Interview: APE|MEN

APE MEN 2

You might have seen them open for the Prodigy or caught them at EXIT fest in Serbia. Ape Men released their debut EP ZERO last month and it really took me back – their music is a bit of a time warp for anyone who grew up with mainstream 1990s rock. Now, we live in a time where electronic music dominates the charts and this trio has managed to combine gritty guitars with moody synths and minimal beats. We spoke with Boris, the singer, about EDM and the freedom of being indie.

LSD: Combining electronica and guitars is so 1990s, why did you decide to bring it back? Correct me if I’m wrong, if you disagree.

A lot of our influences are driven from the 1990s guitar scene, and we’re basically three guitar players that formed an indietronica band. Ivo and I play guitar live, but he does it like no one else and that individuality really defines our sound. Petar was a technically proficient guitar player before devoting himself to programming and computer soundscaping. We don’t have a drummer, or a bass player. The only reason why I’m singing is that someone needed to vocalize my lyrics. APE|MEN are a gang of guitarists.

Our second lineage comes from Chemical Brothers, Orbital, Crystal Method, and Nine Inch Nails. That’s the sound that blew us away and made us realize – “Whoa you can have so many textures and polyphony!” it’s not just about crying onstage or breaking stuff. It’s still exciting twenty years later.

I don’t think we really dwell on our sound; it just kind of makes sense to us without having to define it. And most of what we listen to now is from the current indie scene, we try to dig deep to find new music. New music excites us.

LSD: What do you feel is the current state of electronic music?
It’s obvious that EDM is dominating and from our perspective it’s increasingly DJ driven and that is where it falls apart for us. We’re more into the marriage of production and live performance. That’s why it’s great to see acts like CHVRCHES, FKA Twigs, and Years and Years making a riot, even if we sound nothing alike. It’s evidence that Alternative Pop and Electronica are going to dominate very soon. There’s an opening for us, if we can get heard and there’s a need for more bands.

LSD: What’s your new, debut EP about, “ZERO?”
It’s a collection of songs fitted in a mini-album, it certainly isn’t a concept album. The songs are so different and it’s really APE|MEN finding their sound. Danceable and introspective; dark and upbeat at the same time. Every time I listen to UP IS THE NEW BOTTOM, I can’t help thinking “Man, it’s gut-wrenching with a happy face.” It’s also a reflection of who we were for two years by February 2015. Because we self-produce and self-manage, it’s a complete artistic journey of a band of three.

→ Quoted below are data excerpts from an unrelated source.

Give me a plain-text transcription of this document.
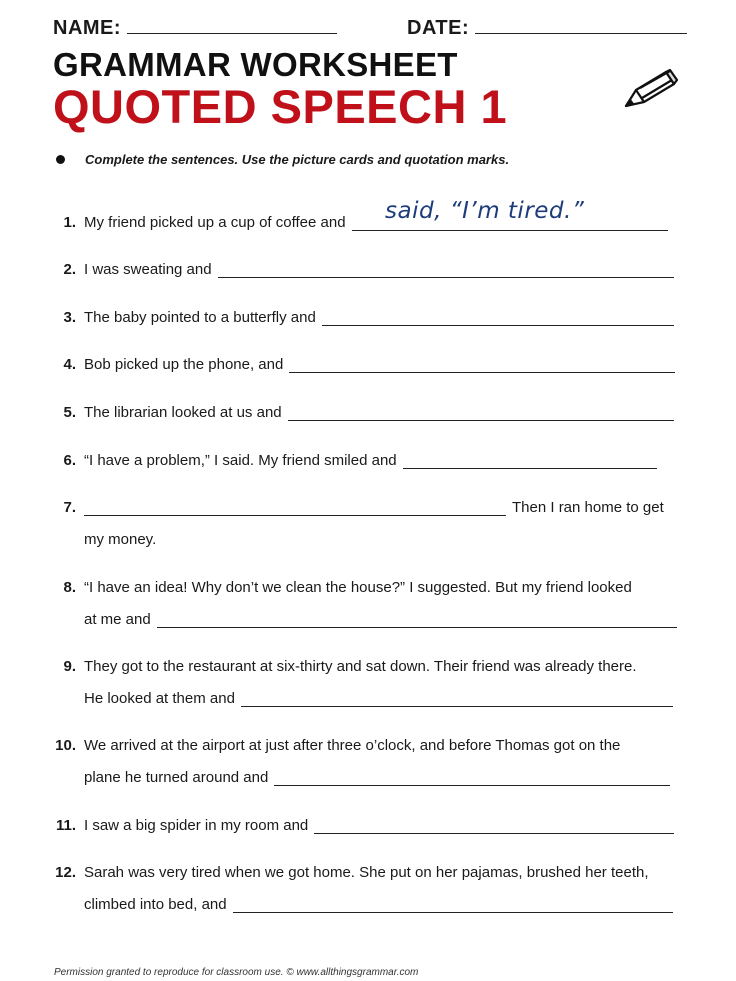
NAME:	DATE:
GRAMMAR WORKSHEET
QUOTED SPEECH 1
Complete the sentences. Use the picture cards and quotation marks.
1. My friend picked up a cup of coffee and said, “I’m tired.”
2. I was sweating and
3. The baby pointed to a butterfly and
4. Bob picked up the phone, and
5. The librarian looked at us and
6. “I have a problem,” I said. My friend smiled and
7.	Then I ran home to get
my money.
8. “I have an idea! Why don’t we clean the house?” I suggested. But my friend looked
at me and
9. They got to the restaurant at six-thirty and sat down. Their friend was already there.
He looked at them and
10. We arrived at the airport at just after three o’clock, and before Thomas got on the
plane he turned around and
11. I saw a big spider in my room and
12. Sarah was very tired when we got home. She put on her pajamas, brushed her teeth,
climbed into bed, and
Permission granted to reproduce for classroom use. © www.allthingsgrammar.com
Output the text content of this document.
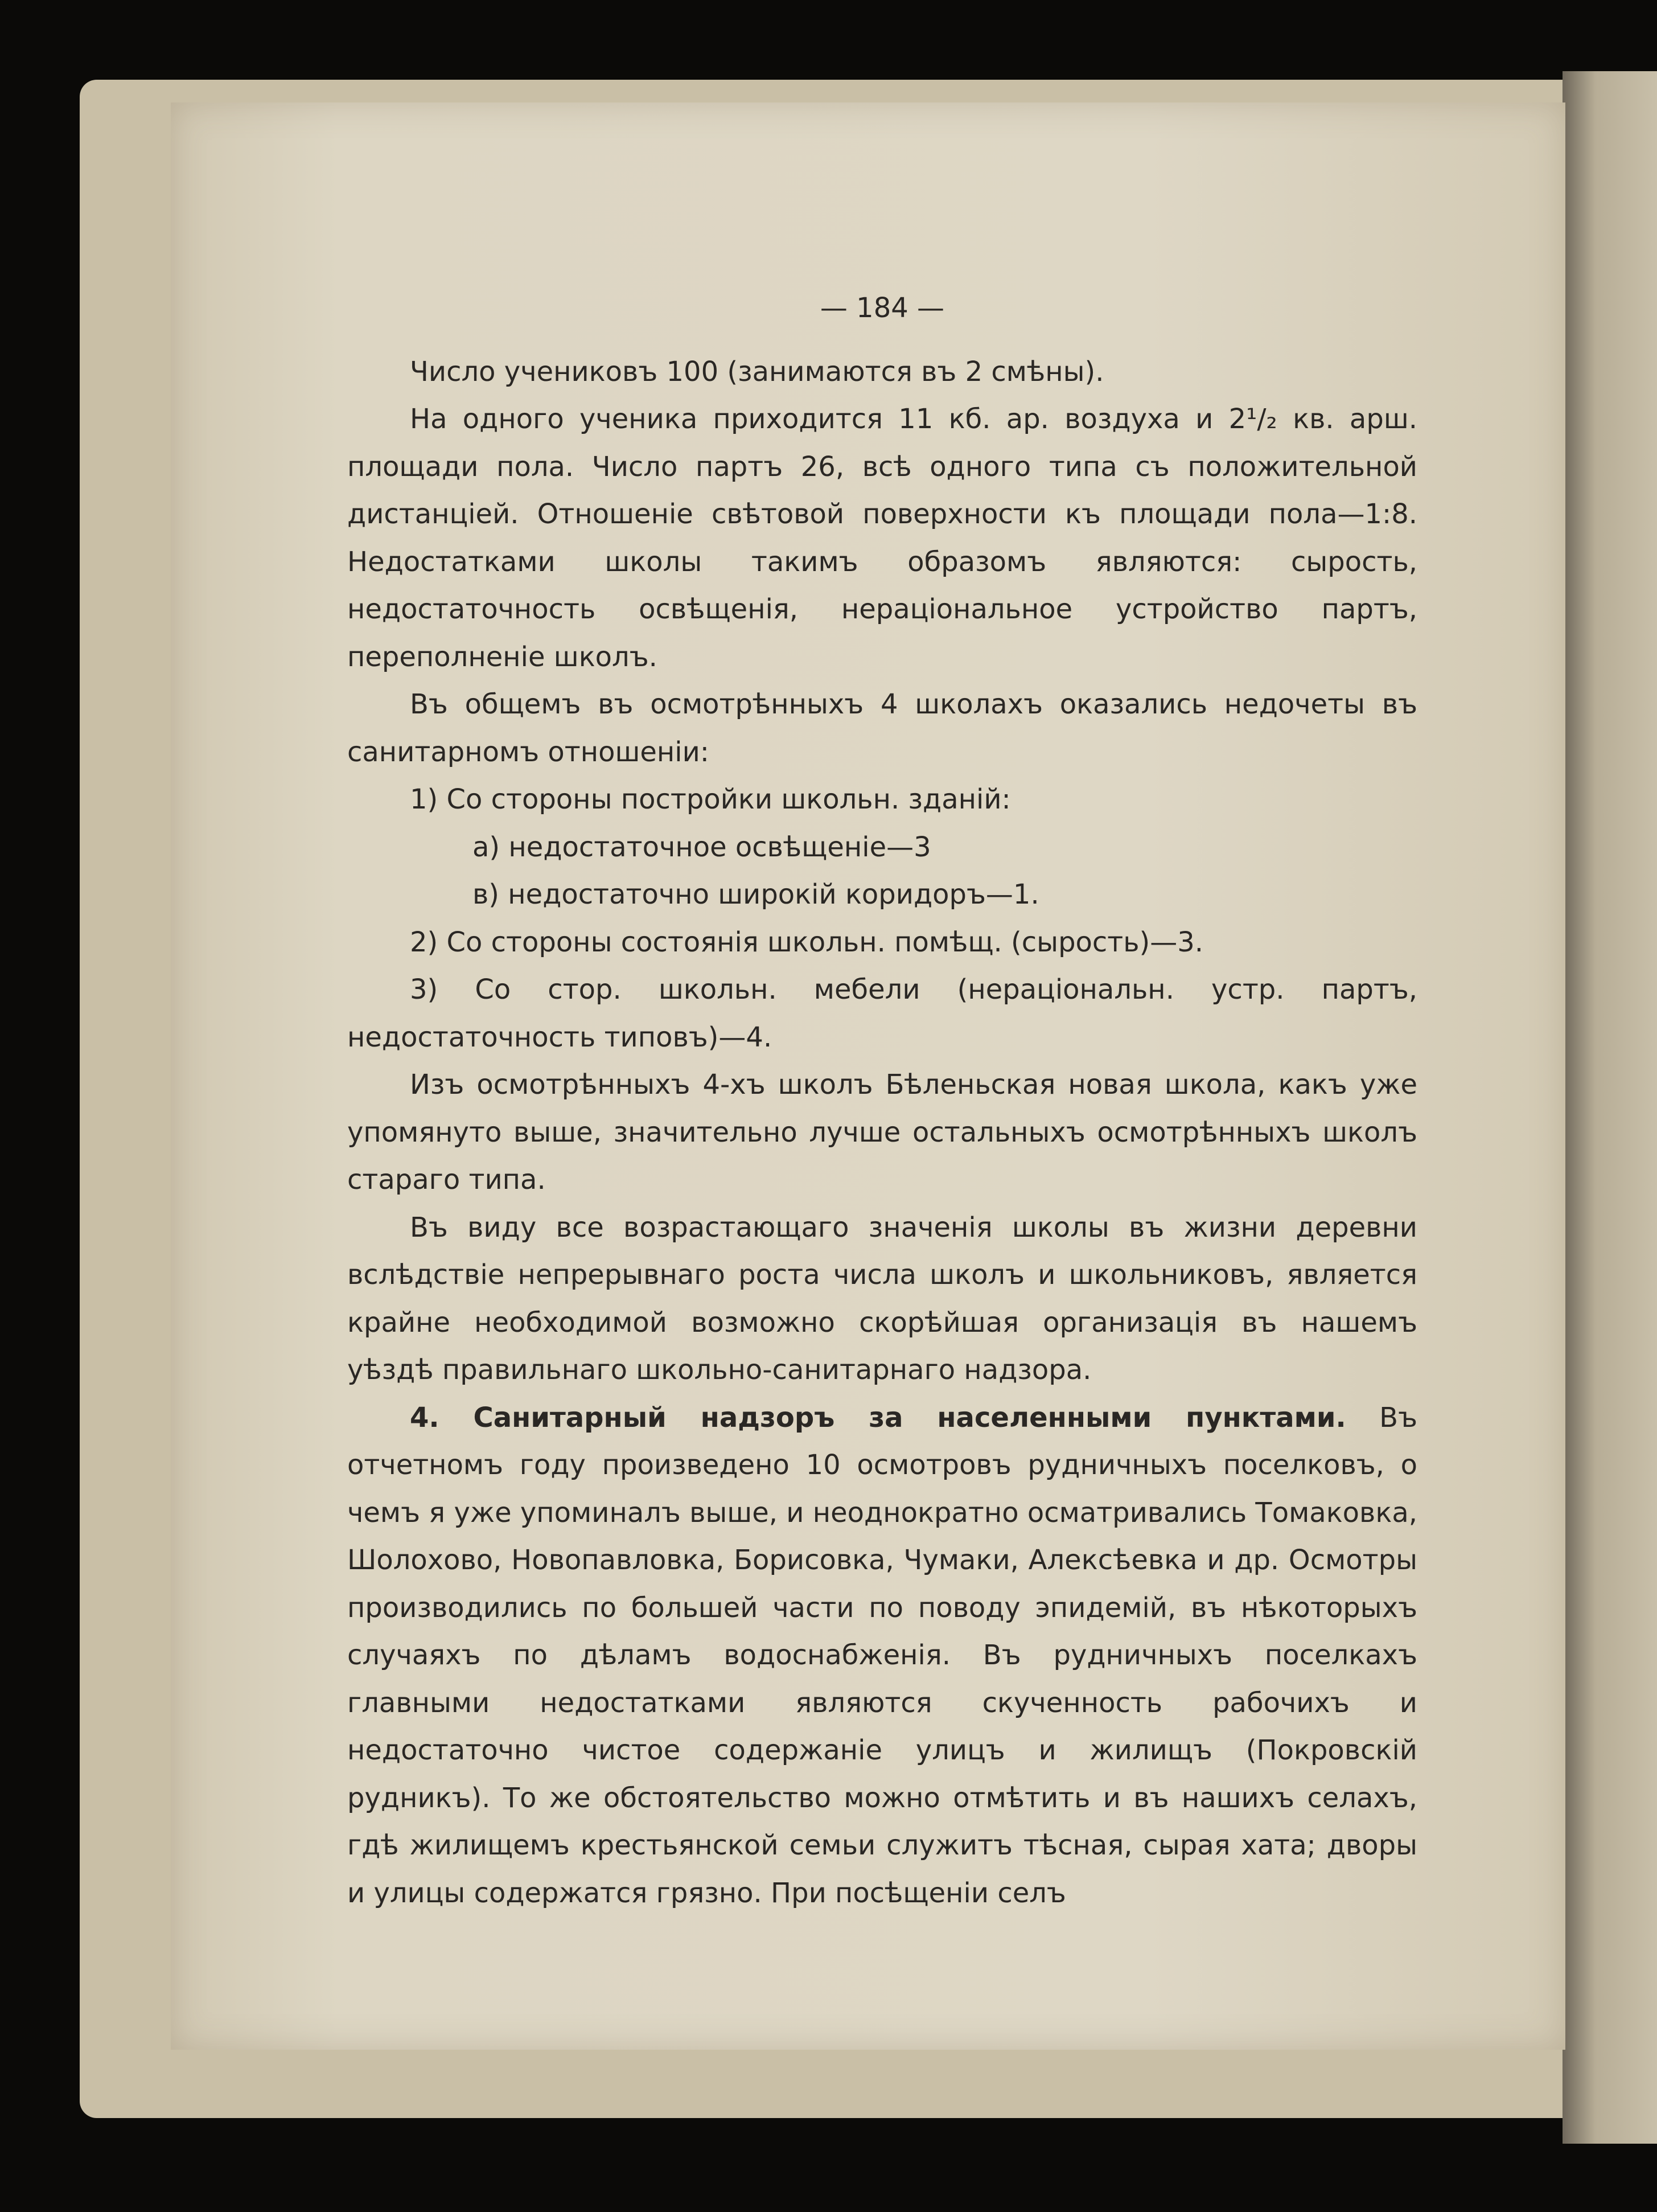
— 184 —

Число учениковъ 100 (занимаются въ 2 смѣны).

На одного ученика приходится 11 кб. ар. воздуха и 2¹/₂ кв. арш. площади пола. Число партъ 26, всѣ одного типа съ положительной дистанціей. Отношеніе свѣтовой поверхности къ площади пола—1:8. Недостатками школы такимъ образомъ являются: сырость, недостаточность освѣщенія, нераціональное устройство партъ, переполненіе школъ.

Въ общемъ въ осмотрѣнныхъ 4 школахъ оказались недочеты въ санитарномъ отношеніи:

1) Со стороны постройки школьн. зданій:

а) недостаточное освѣщеніе—3

в) недостаточно широкій коридоръ—1.

2) Со стороны состоянія школьн. помѣщ. (сырость)—3.

3) Со стор. школьн. мебели (нераціональн. устр. партъ, недостаточность типовъ)—4.

Изъ осмотрѣнныхъ 4-хъ школъ Бѣленьская новая школа, какъ уже упомянуто выше, значительно лучше остальныхъ осмотрѣнныхъ школъ стараго типа.

Въ виду все возрастающаго значенія школы въ жизни деревни вслѣдствіе непрерывнаго роста числа школъ и школьниковъ, является крайне необходимой возможно скорѣйшая организація въ нашемъ уѣздѣ правильнаго школьно-санитарнаго надзора.

4. Санитарный надзоръ за населенными пунктами. Въ отчетномъ году произведено 10 осмотровъ рудничныхъ поселковъ, о чемъ я уже упоминалъ выше, и неоднократно осматривались Томаковка, Шолохово, Новопавловка, Борисовка, Чумаки, Алексѣевка и др. Осмотры производились по большей части по поводу эпидемій, въ нѣкоторыхъ случаяхъ по дѣламъ водоснабженія. Въ рудничныхъ поселкахъ главными недостатками являются скученность рабочихъ и недостаточно чистое содержаніе улицъ и жилищъ (Покровскій рудникъ). То же обстоятельство можно отмѣтить и въ нашихъ селахъ, гдѣ жилищемъ крестьянской семьи служитъ тѣсная, сырая хата; дворы и улицы содержатся грязно. При посѣщеніи селъ
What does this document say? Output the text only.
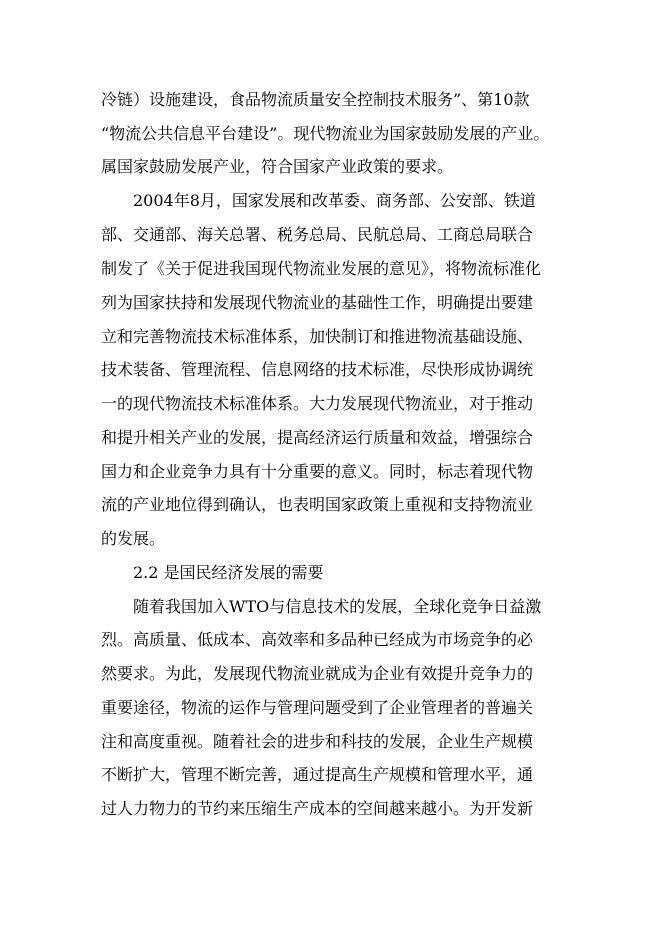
冷链）设施建设，食品物流质量安全控制技术服务”、第10款
“物流公共信息平台建设”。现代物流业为国家鼓励发展的产业。
属国家鼓励发展产业，符合国家产业政策的要求。
2004年8月，国家发展和改革委、商务部、公安部、铁道
部、交通部、海关总署、税务总局、民航总局、工商总局联合
制发了《关于促进我国现代物流业发展的意见》，将物流标准化
列为国家扶持和发展现代物流业的基础性工作，明确提出要建
立和完善物流技术标准体系，加快制订和推进物流基础设施、
技术装备、管理流程、信息网络的技术标准，尽快形成协调统
一的现代物流技术标准体系。大力发展现代物流业，对于推动
和提升相关产业的发展，提高经济运行质量和效益，增强综合
国力和企业竞争力具有十分重要的意义。同时，标志着现代物
流的产业地位得到确认，也表明国家政策上重视和支持物流业
的发展。
2.2 是国民经济发展的需要
随着我国加入WTO与信息技术的发展，全球化竞争日益激
烈。高质量、低成本、高效率和多品种已经成为市场竞争的必
然要求。为此，发展现代物流业就成为企业有效提升竞争力的
重要途径，物流的运作与管理问题受到了企业管理者的普遍关
注和高度重视。随着社会的进步和科技的发展，企业生产规模
不断扩大，管理不断完善，通过提高生产规模和管理水平，通
过人力物力的节约来压缩生产成本的空间越来越小。为开发新
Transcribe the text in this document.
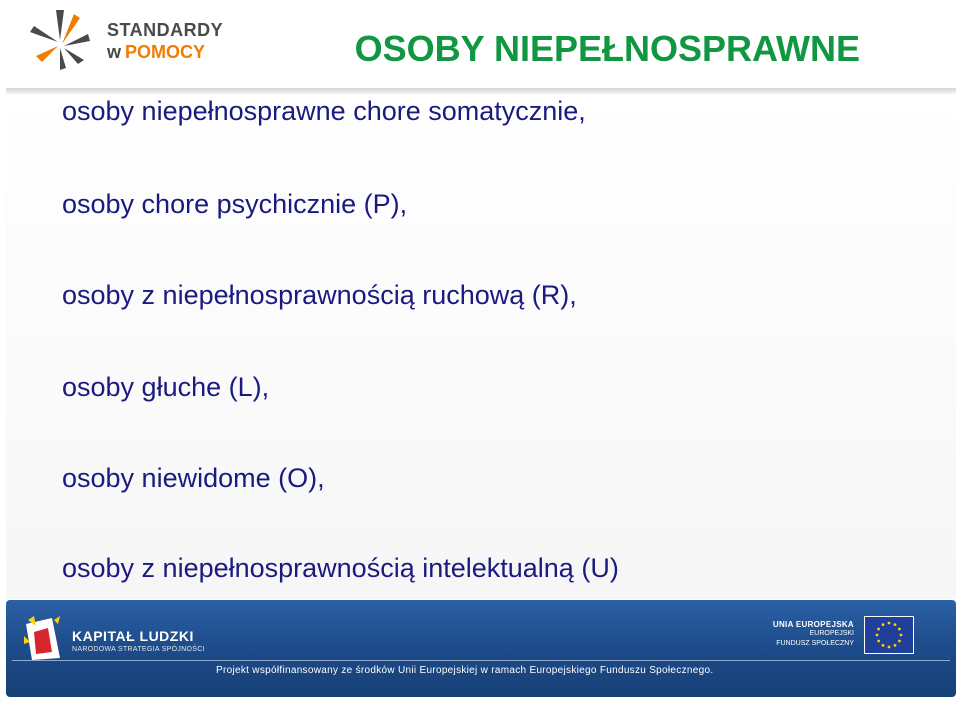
STANDARDY
w POMOCY	OSOBY NIEPEŁNOSPRAWNE
osoby niepełnosprawne chore somatycznie,
osoby chore psychicznie (P),
osoby z niepełnosprawnością ruchową (R),
osoby głuche (L),
osoby niewidome (O),
osoby z niepełnosprawnością intelektualną (U)
KAPITAŁ LUDZKI
NARODOWA STRATEGIA SPÓJNOŚCI
UNIA EUROPEJSKA
EUROPEJSKI
FUNDUSZ SPOŁECZNY
Projekt współfinansowany ze środków Unii Europejskiej w ramach Europejskiego Funduszu Społecznego.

LSD: What’s the song “Pictionary” about? It almost has a chill sense of humor about it.
It’s about being intimate without being open. People are hypocrites, but being honest is actually more fun. Our social lives are bottoming out and traditional relationships feel dated, but that new and old coexistence can be thrilling. We’ve never been as capable as being self-sufficient as we are now and that is an irreversible trend, but being alone only works if there are others around to sympathize. I have very strong opinions about technology and isolation. Most of our lyrics are sarcastic and revolve around urban social lives. We’ve taken the easy way out – we comment rather than philosophize.

LSD: What do you have upcoming next?
Playing our music for living, breathing people. We really want to get a foot in the door of the European festival scene. We also want to travel and meet likeminded individuals. Although we hail from the post-socialist South East, we’re really drawn to the sound of Berlin and Stockholm. So, a venture North if the opportunity arises.

As for recording, we need to get ZERO out of our system before we enter the studio again. But when we do – probably sooner than we care to admit – it’ll be for a second EP. We’re not venturing into LP territory before having the support a label and someone harassing us to follow deadlines. While we’re self-contained we’ll be upgrading our songs to the point that a full length album takes years. For now, we’re enjoying the freedom of being indie.